The data set provided includes a PDF file (Data set 1) containing two images of the growth behavior of the isolate as well as a phylogenetic tree of corynebacteria reflecting an atypical phenotype of C. ulcerans W25 by its close taxonomical relationship to C. pseudotuberculosis (Table 1).

Methodology

Growth of bacteria

Corynebacterium ulcerans isolate W25 was isolated from a hunted wild boar and propagated as a pure culture on Columbia Blood Agar (CBA) plates. On this solid medium, the bacteria had a waxy appearance and showed no hemolysis (Data set 1, Table 1). For subsequent experiments, C. ulcerans strains were grown in Brain Heart Infusion (BHI) containing 10% fetal bovine serum (FBS) and 0.05% Tween 80.

Genome sequencing

After 72 h of cultivation in BHI DNA was prepared using QIAGEN Genomic-tips 20/G and a QIAGEN Genomic DNA Buffer Set (Qiagen, Hilden, Germany). The DNA quality was examined by using a Qubit 2.0 fluorometer (Life Technologies, Darmstadt, Germany) and by agarose gel electrophoresis. Nextera XT Library Preparation Kit library according to the manufacturer’s instruction. Sequencing was done with an Illumina MiSeq run 2 × 300 bp.
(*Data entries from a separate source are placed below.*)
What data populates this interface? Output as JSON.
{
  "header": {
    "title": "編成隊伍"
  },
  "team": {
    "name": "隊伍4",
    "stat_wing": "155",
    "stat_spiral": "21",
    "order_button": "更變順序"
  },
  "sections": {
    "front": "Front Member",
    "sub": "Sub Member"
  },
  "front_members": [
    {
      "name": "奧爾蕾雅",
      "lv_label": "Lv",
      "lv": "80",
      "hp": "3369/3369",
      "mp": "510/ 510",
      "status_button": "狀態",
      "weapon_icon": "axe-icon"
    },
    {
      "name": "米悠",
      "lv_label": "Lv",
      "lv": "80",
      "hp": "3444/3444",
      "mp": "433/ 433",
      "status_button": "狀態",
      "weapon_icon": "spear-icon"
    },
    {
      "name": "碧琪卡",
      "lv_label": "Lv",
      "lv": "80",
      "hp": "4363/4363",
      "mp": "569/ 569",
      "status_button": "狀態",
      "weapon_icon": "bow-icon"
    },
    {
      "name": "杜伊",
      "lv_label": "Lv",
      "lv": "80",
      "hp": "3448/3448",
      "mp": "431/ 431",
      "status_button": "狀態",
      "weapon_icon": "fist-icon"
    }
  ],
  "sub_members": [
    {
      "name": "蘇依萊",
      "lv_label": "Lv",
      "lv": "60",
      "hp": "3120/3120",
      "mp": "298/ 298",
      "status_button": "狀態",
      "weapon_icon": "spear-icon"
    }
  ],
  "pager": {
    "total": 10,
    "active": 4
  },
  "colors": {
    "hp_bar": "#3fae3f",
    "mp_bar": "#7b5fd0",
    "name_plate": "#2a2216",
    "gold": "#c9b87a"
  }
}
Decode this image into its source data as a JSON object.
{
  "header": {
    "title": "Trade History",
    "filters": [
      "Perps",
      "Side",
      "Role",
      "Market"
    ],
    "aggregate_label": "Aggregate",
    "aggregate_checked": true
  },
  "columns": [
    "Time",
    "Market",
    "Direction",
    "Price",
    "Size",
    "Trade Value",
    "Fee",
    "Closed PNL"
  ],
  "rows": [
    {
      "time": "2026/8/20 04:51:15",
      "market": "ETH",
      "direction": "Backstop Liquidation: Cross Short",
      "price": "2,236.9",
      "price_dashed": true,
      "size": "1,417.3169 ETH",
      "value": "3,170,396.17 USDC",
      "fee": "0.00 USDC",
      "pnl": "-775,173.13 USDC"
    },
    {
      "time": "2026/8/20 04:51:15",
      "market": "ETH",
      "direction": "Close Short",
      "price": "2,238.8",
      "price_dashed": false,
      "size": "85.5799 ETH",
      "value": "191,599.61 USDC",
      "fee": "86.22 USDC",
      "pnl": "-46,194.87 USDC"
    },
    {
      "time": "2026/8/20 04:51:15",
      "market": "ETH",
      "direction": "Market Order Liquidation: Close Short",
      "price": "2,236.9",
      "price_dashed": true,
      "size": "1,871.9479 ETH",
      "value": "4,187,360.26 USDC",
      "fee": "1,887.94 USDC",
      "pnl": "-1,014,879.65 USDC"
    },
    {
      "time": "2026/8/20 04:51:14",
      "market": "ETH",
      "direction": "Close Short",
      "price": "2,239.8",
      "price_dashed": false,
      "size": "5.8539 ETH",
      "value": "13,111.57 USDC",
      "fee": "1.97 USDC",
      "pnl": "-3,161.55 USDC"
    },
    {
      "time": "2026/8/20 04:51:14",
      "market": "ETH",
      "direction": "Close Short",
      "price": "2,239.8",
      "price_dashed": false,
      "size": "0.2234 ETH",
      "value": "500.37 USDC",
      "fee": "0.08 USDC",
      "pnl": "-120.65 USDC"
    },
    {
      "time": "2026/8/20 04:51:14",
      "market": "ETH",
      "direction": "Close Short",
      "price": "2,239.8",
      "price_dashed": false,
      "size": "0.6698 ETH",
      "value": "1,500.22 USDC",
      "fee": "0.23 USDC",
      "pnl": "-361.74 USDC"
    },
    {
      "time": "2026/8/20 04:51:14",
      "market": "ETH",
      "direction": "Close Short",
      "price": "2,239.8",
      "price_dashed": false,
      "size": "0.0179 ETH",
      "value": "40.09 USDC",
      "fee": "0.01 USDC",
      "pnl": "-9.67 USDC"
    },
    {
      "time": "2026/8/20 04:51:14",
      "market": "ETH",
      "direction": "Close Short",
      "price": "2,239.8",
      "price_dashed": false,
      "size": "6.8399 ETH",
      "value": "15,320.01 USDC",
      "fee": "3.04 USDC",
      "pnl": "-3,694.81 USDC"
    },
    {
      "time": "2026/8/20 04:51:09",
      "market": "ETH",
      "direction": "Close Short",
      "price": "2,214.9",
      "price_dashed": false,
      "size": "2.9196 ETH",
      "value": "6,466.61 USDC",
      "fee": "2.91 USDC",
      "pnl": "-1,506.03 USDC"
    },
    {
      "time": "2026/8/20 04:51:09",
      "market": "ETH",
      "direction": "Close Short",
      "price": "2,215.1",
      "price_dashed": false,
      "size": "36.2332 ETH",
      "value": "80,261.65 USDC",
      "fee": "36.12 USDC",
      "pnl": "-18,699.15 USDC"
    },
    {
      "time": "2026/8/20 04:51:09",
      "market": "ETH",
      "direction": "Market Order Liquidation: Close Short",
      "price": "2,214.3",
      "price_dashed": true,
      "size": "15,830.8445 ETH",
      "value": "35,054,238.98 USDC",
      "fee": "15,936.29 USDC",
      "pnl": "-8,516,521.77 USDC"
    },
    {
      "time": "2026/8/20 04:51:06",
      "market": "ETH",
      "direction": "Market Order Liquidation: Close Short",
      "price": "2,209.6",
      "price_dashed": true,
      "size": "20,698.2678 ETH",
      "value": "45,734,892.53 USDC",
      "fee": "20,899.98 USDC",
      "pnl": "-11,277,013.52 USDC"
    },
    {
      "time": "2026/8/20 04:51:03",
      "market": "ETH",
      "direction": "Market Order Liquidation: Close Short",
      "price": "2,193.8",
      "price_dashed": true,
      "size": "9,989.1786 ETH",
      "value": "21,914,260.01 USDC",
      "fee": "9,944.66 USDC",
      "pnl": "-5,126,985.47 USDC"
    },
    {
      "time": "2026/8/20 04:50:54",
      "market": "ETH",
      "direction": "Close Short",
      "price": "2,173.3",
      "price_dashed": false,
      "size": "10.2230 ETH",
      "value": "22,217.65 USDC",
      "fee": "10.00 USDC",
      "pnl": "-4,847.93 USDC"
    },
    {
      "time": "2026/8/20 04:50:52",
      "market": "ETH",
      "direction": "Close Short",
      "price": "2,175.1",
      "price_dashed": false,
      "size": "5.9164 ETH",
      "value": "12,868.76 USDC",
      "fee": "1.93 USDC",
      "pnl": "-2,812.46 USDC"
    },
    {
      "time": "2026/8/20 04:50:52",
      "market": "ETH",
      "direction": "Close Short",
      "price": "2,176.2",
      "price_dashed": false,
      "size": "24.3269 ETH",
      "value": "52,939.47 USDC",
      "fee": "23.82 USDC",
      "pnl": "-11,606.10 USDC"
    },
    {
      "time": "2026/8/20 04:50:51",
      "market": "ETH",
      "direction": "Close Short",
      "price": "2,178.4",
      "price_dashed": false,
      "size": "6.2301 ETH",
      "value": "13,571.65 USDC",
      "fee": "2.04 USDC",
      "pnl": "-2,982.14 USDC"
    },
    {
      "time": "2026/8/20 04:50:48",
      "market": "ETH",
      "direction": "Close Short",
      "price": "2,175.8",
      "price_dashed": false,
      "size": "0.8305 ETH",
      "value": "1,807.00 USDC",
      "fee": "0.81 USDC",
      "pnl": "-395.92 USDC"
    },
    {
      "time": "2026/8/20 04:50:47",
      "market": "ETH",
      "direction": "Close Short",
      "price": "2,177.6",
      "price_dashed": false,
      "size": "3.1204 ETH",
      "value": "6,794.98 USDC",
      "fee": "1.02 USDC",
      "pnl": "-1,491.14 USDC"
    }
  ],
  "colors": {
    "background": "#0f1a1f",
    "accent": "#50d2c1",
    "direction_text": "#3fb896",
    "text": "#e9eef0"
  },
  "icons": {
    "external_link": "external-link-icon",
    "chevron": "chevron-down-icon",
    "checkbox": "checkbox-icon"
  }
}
Quality was assessed and assembled with SPAdes v. 3.11.1 (with the additional command-careful) [10] was used and for annotation the Prokka annotation pipeline 1.12-beta in standard settings [11] as described before [12]. The mean coverage was 236 reads with a standard deviation of 71 reads. Mapped to the Corynebacterium ulcerans BR-AD22 77.4% was covered with a mean coverage of 57 reads.

Data analysis

To assess the phylogenetic classification of assorted Corynebacterium species PhyloPhlAn was used with the annotation files resulting from Prokka. The analysis was performed with standard-setting on all samples and visualized with Dendroscope as described before [12-14].

Limitations

The data represent the first characterization of genome sequence data of a newly isolated C. ulcerans strain. For further analyses, it may be necessary to close existing gaps and improve and cure the current annotation. For example, long-read sequencing (PacBio or MinIon) could generate in a hybrid assembly a more conclusive picture of the genome structure and possibly regulative aspects of protein expression.